The Battle for Higher Education: Courageous Voices in a Time of Crises, A Webinar Series

  • The Crisis on Campus and the Future of Organizing with Dr. Premilla Nadasen

    4/6/25 5pm CT

    How do we move forward in a moment of heightened repression, as we sit on the cusp of authoritarianism, and when speaking, protesting, writing have become potentially dangerous acts? How does this upsurge of organizing fit into a broader trajectory of student organizing? What models from the Black radical tradition can we draw on to chart a new path?

  • Becoming Unloved and Dangerous: Black University Life in the Age of Palestine Protest with Dr. Tiffany Willoughby-Herard

    4/23/25 5pm CT

    How does U.S. higher education make sense of Black faculty activism, advocacy and education about Palestine? In what ways is this continuous with and distinctive from the forms of generalized dishonor that Black faculty regularly face in higher education?

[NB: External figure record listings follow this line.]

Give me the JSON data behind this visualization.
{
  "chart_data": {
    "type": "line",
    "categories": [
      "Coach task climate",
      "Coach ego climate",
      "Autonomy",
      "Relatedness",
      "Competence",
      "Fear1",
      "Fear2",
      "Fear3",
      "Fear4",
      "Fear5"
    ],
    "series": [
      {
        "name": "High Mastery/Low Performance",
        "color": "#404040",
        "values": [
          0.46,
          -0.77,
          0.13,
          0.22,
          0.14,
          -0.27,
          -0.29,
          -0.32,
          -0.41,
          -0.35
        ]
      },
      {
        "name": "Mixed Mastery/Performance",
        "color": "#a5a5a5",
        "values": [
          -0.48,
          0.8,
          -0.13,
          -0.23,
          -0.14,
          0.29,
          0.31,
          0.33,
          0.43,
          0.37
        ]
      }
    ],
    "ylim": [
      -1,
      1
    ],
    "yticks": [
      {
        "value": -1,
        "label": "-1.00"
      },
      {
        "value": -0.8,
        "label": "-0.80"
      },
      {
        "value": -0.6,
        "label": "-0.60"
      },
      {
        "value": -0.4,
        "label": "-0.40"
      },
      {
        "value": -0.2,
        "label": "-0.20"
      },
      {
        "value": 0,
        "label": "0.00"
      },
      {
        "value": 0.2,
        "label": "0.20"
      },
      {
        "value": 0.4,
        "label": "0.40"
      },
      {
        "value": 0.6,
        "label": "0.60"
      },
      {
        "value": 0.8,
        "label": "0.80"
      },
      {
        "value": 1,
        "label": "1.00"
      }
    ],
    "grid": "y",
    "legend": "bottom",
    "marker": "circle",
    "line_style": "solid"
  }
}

How do the politics of the Palestine Exception seek to render Black faculty as “faces of (whatever neoliberal schemes) universities” find themselves entrenched in? How are Black faculty members navigating being truth tellers in an era of organized attacks on higher education? In this webinar, Dr. Tiffany Willoughby-Herard compares the use of their image in the public sphere before and after being arrested on campus on May 15, 2024. Dr. Willoughby-Herard offers their observations of nearly two decades of enforcement of the so-called “Palestine Exception” on their own campus, examining how several cases of suspension, firing, physical violence, and vigilante terror against Black faculty vocal about Israeli state’s role in genocide, apartheid, and human rights abuses shed light on critical questions about the role of Black scholar-activists in the University.

  • Activism and Academic Freedom in a Time of Genocide with Dr. Maura Finkelstein

    5/6/25 at 5pm CT

    On college and university campuses across the US, talk of “academic freedom” and “student safety” has become all-consuming. But what is academic freedom? And whose safety are we really concerned with? As hundreds of thousands of Palestinians in Gaza have been killed by Israel’s genocidal attacks, faculty, students, and staff across American colleges and universities are being charged with creating an “unsafe atmosphere” by speaking up for Palestinian liberation. What does it mean to create an “unsafe atmosphere” in the context of talking about genocide? How has safety been weaponized to silent dissent? What are our rights and what are our responsibilities? And what can we do now?